The Pound Sterling (GBP) falls slightly but broadly consolidates in a tight range above 1.2600 in Monday’s European session. The GBP/USD pair trades sideways as investors await the United States Consumer Price Index (CPI) data for March, which will be published on Wednesday. The inflation data will provide more clarity over whether the Federal Reserve (Fed) will begin to reduce interest rates from June.
The US Dollar Index (DXY), which tracks the Greenback’s value against the US Dollar, is slightly up near 104.30.
Currently, market expectations for the Fed kicking off its rate-cut cycle in June have waned significantly after Friday’s strong US employment report. The report showed that labor demand by US employers remained strong even though the Fed is maintaining interest rates higher in the range of 5.25%-5.50%.
Strong payrolls data cast doubts over progress in inflation declining to the 2% target. This could allow Fed policymakers to maintain their view of keeping interest rates higher and avoid rushing for any rate cuts.
In the United Kingdom, investors’ expectations for the Bank of England (BoE) to start reducing interest rates from the June meeting have recently deepened on increasing signs that price pressures are easing. This week, the Pound Sterling will be guided by the monthly Gross Domestic Product (GDP) and factory data for February, which will be published on Friday. Recently, S&P Global/CIPS showed that the UK Manufacturing PMI returned to growth after contracting for 20 months in a row.
The Pound Sterling trades inside a Falling Channel formation on a daily timeframe in which each pullback move is considered as a selling opportunity by the market participants. The 200-day Exponential Moving Average (EMA) near 1.2570 provides support to the Pound Sterling bulls.
On the downside, the psychological level of 1.2500 plotted from December 8 low will also be a major support for the Cable.
The 14-period Relative Strength Index (RSI) hovers near 40.00. A bearish momentum could trigger if the RSI decisively breaks below the same.
The Pound Sterling (GBP) is the oldest currency in the world (886 AD) and the official currency of the United Kingdom. It is the fourth most traded unit for foreign exchange (FX) in the world, accounting for 12% of all transactions, averaging $630 billion a day, according to 2022 data. Its key trading pairs are GBP/USD, aka ‘Cable’, which accounts for 11% of FX, GBP/JPY, or the ‘Dragon’ as it is known by traders (3%), and EUR/GBP (2%). The Pound Sterling is issued by the Bank of England (BoE).

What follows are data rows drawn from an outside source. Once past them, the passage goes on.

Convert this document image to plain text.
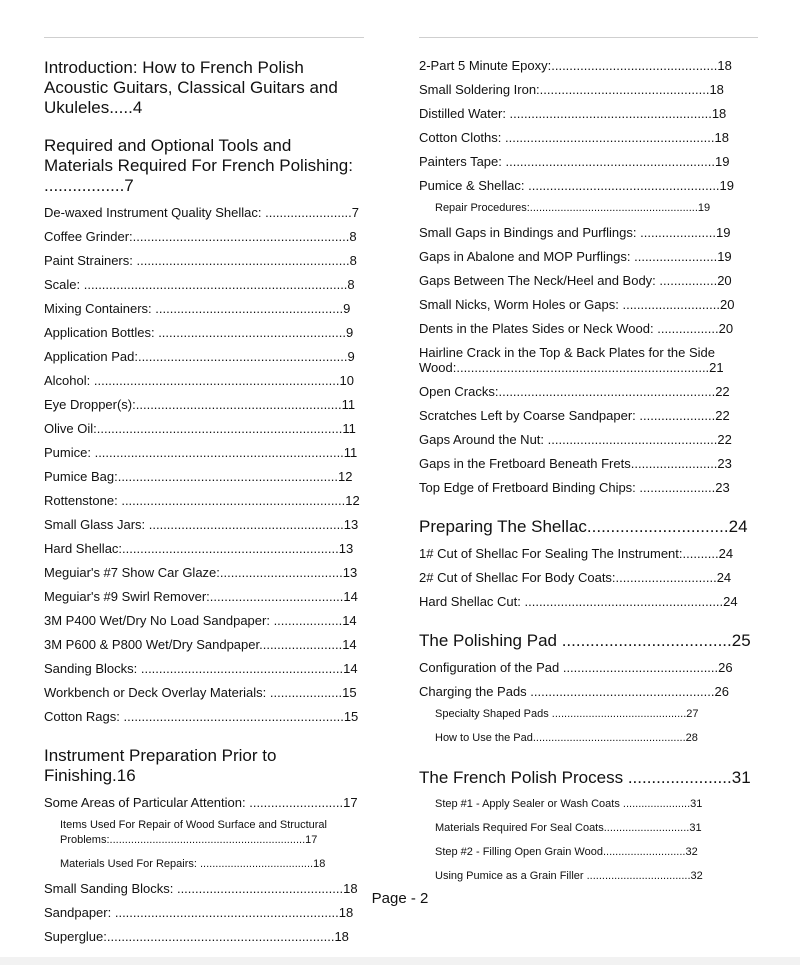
Introduction: How to French Polish Acoustic Guitars, Classical Guitars and Ukuleles.....4
Required and Optional Tools and Materials Required For French Polishing: .................7
De-waxed Instrument Quality Shellac: ........................7
Coffee Grinder:............................................................8
Paint Strainers: ...........................................................8
Scale: .........................................................................8
Mixing Containers: ....................................................9
Application Bottles: ....................................................9
Application Pad:..........................................................9
Alcohol: ....................................................................10
Eye Dropper(s):.........................................................11
Olive Oil:....................................................................11
Pumice: .....................................................................11
Pumice Bag:.............................................................12
Rottenstone: ..............................................................12
Small Glass Jars: ......................................................13
Hard Shellac:............................................................13
Meguiar's #7 Show Car Glaze:..................................13
Meguiar's #9 Swirl Remover:.....................................14
3M P400 Wet/Dry No Load Sandpaper: ...................14
3M P600 & P800 Wet/Dry Sandpaper.......................14
Sanding Blocks: ........................................................14
Workbench or Deck Overlay Materials: ....................15
Cotton Rags: .............................................................15
Instrument Preparation Prior to Finishing.16
Some Areas of Particular Attention: ..........................17
Items Used For Repair of Wood Surface and Structural Problems:................................................................17
Materials Used For Repairs: .....................................18
Small Sanding Blocks: ..............................................18
Sandpaper: ..............................................................18
Superglue:...............................................................18
2-Part 5 Minute Epoxy:..............................................18
Small Soldering Iron:...............................................18
Distilled Water: ........................................................18
Cotton Cloths: ..........................................................18
Painters Tape: ..........................................................19
Pumice & Shellac: .....................................................19
Repair Procedures:.......................................................19
Small Gaps in Bindings and Purflings: .....................19
Gaps in Abalone and MOP Purflings: .......................19
Gaps Between The Neck/Heel and Body: ................20
Small Nicks, Worm Holes or Gaps: ...........................20
Dents in the Plates Sides or Neck Wood: .................20
Hairline Crack in the Top & Back Plates for the Side Wood:......................................................................21
Open Cracks:............................................................22
Scratches Left by Coarse Sandpaper: .....................22
Gaps Around the Nut: ...............................................22
Gaps in the Fretboard Beneath Frets........................23
Top Edge of Fretboard Binding Chips: .....................23
Preparing The Shellac..............................24
1# Cut of Shellac For Sealing The Instrument:..........24
2# Cut of Shellac For Body Coats:............................24
Hard Shellac Cut: .......................................................24
The Polishing Pad ....................................25
Configuration of the Pad ...........................................26
Charging the Pads ...................................................26
Specialty Shaped Pads ............................................27
How to Use the Pad..................................................28
The French Polish Process ......................31
Step #1 - Apply Sealer or Wash Coats ......................31
Materials Required For Seal Coats............................31
Step #2 - Filling Open Grain Wood...........................32
Using Pumice as a Grain Filler ..................................32
Page - 2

The single most important factor influencing the value of the Pound Sterling is monetary policy decided by the Bank of England. The BoE bases its decisions on whether it has achieved its primary goal of “price stability” – a steady inflation rate of around 2%. Its primary tool for achieving this is the adjustment of interest rates. When inflation is too high, the BoE will try to rein it in by raising interest rates, making it more expensive for people and businesses to access credit. This is generally positive for GBP, as higher interest rates make the UK a more attractive place for global investors to park their money. When inflation falls too low it is a sign economic growth is slowing. In this scenario, the BoE will consider lowering interest rates to cheapen credit so businesses will borrow more to invest in growth-generating projects.
Data releases gauge the health of the economy and can impact the value of the Pound Sterling. Indicators such as GDP, Manufacturing and Services PMIs, and employment can all influence the direction of the GBP. A strong economy is good for Sterling. Not only does it attract more foreign investment but it may encourage the BoE to put up interest rates, which will directly strengthen GBP. Otherwise, if economic data is weak, the Pound Sterling is likely to fall.
Another significant data release for the Pound Sterling is the Trade Balance. This indicator measures the difference between what a country earns from its exports and what it spends on imports over a given period. If a country produces highly sought-after exports, its currency will benefit purely from the extra demand created from foreign buyers seeking to purchase these goods. Therefore, a positive net Trade Balance strengthens a currency and vice versa for a negative balance.